Instructions step #2 that is… 🙂
Thanks Jamie, I will edit that and get that fixed right now!
What is the green ingredient on top?
This was a recipe sent to us by a reader (as well as photo) so I am not sure. Maybe some green onion or bell pepper???
I got to this recipe via a link for “Low Sodium Dips.” I’m not sure of the criteria to meet “low sodium” on this webiste, but this is definately not. Canned soups and processed meats like Pepperoni are very high in sodium. Using bread or chips only adds to the sodium.
Here are some numbers:
1/2 cup Cream of Celery Soup – 850mg of sodium
7 slices of Pepperoni – 450mg of sodum
10 tortilla corn chips – 126 mg. of sodium
A person on a low sodium diet is not allowed to consume more than 1500mg of sodium per day.
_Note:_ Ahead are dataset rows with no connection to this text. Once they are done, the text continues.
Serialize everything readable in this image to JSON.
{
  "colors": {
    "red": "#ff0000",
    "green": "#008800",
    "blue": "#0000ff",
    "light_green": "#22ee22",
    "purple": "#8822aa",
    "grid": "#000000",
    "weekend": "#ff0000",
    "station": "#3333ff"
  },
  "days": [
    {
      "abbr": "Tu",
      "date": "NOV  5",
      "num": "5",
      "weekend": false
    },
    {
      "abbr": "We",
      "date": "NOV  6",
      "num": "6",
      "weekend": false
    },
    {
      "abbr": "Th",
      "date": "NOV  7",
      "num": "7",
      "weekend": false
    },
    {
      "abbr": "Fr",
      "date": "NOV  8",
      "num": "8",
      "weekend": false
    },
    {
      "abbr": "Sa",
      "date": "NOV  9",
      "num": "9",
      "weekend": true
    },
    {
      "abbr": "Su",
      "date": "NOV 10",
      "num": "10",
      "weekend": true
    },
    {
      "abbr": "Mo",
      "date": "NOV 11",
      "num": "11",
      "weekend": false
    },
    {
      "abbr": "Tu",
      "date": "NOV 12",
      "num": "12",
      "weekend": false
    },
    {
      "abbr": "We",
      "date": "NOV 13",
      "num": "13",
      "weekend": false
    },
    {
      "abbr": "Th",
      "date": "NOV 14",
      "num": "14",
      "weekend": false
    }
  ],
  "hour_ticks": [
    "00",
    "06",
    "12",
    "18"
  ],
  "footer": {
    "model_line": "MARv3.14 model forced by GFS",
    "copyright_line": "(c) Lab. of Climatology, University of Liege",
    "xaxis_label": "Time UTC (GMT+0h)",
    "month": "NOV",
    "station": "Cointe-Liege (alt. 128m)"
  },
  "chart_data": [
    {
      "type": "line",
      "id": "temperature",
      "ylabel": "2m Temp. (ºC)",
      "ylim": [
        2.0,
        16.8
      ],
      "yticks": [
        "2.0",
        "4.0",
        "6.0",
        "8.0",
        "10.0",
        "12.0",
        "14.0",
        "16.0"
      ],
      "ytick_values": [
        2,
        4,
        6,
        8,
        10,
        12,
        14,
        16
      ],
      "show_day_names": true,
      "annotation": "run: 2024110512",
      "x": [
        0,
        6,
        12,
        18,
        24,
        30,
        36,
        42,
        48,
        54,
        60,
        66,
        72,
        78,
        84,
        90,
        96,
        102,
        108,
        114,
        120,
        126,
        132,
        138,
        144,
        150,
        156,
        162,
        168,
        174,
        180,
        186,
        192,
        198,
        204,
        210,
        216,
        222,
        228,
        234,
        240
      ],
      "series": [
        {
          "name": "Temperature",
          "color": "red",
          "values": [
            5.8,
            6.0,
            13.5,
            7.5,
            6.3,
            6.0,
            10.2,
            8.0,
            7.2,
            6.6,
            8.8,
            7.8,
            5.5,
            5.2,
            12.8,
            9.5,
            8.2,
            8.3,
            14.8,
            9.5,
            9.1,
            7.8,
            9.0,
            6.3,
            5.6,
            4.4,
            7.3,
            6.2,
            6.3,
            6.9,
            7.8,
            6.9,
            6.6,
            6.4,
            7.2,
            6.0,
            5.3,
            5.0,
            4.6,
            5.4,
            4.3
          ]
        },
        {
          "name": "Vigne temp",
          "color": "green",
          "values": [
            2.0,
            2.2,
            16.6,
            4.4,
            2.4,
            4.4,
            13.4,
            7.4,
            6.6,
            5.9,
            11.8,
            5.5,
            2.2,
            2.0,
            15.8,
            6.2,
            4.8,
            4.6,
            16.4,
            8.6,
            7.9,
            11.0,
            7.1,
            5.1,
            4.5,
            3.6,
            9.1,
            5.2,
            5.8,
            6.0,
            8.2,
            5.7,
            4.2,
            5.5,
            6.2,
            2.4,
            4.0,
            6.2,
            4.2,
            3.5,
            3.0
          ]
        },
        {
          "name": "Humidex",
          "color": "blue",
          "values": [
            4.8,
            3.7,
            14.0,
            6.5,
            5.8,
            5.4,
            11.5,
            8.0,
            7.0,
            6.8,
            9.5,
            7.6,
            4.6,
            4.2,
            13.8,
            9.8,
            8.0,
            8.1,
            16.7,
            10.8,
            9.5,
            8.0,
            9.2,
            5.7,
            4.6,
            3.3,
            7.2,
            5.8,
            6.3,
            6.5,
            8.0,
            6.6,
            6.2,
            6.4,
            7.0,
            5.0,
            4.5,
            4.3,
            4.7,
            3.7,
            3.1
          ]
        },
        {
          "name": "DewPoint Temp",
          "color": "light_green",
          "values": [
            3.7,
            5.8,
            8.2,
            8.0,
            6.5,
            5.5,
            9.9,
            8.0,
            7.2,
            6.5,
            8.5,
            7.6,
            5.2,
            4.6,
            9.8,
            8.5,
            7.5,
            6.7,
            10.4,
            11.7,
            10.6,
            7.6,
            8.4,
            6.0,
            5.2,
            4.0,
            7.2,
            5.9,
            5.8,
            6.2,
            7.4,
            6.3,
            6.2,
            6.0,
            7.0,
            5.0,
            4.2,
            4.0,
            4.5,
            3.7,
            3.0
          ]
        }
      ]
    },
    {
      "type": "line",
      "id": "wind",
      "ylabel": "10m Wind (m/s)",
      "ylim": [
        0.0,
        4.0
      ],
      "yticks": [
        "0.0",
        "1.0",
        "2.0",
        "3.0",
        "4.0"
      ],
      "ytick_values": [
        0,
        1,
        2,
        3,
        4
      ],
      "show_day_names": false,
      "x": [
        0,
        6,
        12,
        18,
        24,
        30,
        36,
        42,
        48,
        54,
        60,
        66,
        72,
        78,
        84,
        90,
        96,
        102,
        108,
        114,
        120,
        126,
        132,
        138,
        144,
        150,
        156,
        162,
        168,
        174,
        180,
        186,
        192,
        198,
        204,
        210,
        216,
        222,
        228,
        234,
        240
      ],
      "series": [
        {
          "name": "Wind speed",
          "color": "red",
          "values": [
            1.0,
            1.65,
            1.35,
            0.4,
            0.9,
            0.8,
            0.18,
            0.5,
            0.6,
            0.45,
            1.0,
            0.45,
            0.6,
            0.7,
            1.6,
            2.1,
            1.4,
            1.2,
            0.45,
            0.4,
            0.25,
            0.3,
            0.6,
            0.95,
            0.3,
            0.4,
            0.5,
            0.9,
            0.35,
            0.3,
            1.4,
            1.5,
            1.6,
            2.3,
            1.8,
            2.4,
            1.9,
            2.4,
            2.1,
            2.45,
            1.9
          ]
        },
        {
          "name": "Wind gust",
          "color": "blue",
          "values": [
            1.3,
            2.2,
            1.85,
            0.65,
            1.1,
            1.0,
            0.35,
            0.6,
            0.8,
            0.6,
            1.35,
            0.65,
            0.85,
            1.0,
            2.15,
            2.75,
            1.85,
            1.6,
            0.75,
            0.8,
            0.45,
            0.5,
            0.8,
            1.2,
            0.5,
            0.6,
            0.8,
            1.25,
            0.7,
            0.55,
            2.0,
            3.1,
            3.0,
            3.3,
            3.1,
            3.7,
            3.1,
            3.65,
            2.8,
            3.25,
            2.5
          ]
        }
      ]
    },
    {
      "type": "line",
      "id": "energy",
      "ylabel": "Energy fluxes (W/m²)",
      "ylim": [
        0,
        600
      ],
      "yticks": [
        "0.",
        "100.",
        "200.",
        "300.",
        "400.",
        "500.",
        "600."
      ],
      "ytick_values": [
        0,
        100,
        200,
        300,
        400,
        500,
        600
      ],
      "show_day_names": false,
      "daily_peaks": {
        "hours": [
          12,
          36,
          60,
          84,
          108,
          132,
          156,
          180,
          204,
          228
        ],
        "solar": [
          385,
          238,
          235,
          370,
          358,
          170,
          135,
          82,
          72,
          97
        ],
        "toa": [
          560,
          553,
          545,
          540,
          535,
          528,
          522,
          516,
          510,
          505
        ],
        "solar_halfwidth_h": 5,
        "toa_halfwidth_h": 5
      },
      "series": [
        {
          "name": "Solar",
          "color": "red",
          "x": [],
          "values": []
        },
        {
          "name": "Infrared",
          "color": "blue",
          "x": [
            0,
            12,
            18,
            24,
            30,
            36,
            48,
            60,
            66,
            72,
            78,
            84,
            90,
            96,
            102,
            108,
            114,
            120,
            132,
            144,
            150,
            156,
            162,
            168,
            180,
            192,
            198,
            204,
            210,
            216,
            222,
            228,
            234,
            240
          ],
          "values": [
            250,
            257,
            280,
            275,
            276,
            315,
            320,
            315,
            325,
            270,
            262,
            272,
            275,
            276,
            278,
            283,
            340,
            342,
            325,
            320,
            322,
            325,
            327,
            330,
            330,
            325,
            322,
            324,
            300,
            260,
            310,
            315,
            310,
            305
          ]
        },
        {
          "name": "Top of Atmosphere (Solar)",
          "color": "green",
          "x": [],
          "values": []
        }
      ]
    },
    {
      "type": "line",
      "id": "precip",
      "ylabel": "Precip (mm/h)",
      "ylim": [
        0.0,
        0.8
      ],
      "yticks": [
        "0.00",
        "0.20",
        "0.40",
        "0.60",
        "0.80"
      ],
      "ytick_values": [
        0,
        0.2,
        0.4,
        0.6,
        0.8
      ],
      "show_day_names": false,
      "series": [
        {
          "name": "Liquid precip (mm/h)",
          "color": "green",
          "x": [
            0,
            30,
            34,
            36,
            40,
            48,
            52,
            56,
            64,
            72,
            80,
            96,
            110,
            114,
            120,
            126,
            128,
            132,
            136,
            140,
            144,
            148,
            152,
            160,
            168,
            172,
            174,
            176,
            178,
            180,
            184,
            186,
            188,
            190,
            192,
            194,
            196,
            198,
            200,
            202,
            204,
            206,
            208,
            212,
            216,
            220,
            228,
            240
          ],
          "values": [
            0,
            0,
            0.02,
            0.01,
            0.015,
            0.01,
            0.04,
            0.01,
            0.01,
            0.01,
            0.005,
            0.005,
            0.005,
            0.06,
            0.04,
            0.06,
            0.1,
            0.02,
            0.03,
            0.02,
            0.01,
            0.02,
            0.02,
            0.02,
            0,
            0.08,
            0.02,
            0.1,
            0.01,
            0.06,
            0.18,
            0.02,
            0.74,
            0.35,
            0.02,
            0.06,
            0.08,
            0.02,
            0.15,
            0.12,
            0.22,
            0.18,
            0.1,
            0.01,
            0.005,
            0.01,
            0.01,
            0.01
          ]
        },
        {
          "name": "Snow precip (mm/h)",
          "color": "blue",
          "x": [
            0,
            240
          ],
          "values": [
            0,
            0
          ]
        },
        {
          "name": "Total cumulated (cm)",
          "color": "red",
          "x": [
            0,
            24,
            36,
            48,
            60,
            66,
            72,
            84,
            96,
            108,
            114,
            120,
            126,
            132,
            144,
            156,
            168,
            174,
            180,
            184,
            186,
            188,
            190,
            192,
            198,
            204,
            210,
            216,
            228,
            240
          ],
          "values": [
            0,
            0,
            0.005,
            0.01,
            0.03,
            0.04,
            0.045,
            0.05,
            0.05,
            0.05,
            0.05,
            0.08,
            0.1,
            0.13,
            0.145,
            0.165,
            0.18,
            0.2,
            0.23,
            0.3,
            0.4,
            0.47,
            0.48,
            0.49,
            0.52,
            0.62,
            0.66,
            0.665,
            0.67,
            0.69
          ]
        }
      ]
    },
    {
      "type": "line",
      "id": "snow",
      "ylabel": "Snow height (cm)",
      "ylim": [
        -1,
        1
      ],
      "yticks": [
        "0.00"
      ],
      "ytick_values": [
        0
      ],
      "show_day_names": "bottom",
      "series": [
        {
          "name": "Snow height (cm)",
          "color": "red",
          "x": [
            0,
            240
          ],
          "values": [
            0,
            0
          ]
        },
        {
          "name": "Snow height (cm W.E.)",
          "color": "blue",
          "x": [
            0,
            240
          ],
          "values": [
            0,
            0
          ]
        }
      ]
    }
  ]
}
Because this is so good, eating some in moderation would be hard (drats!) and would substantially alter the remaining sodium allowance for the day
Hi Cindy. Our criteria for Low Sodium Crock-Pot Recipes is 480 mg of sodium or less per serving. This recipe has 380.1 mg of sodium per recipe and serves 12 people. We are not dietitians and of course caution our readers to use their own best judgement on what they can and cannot eat to meet their dietary needs.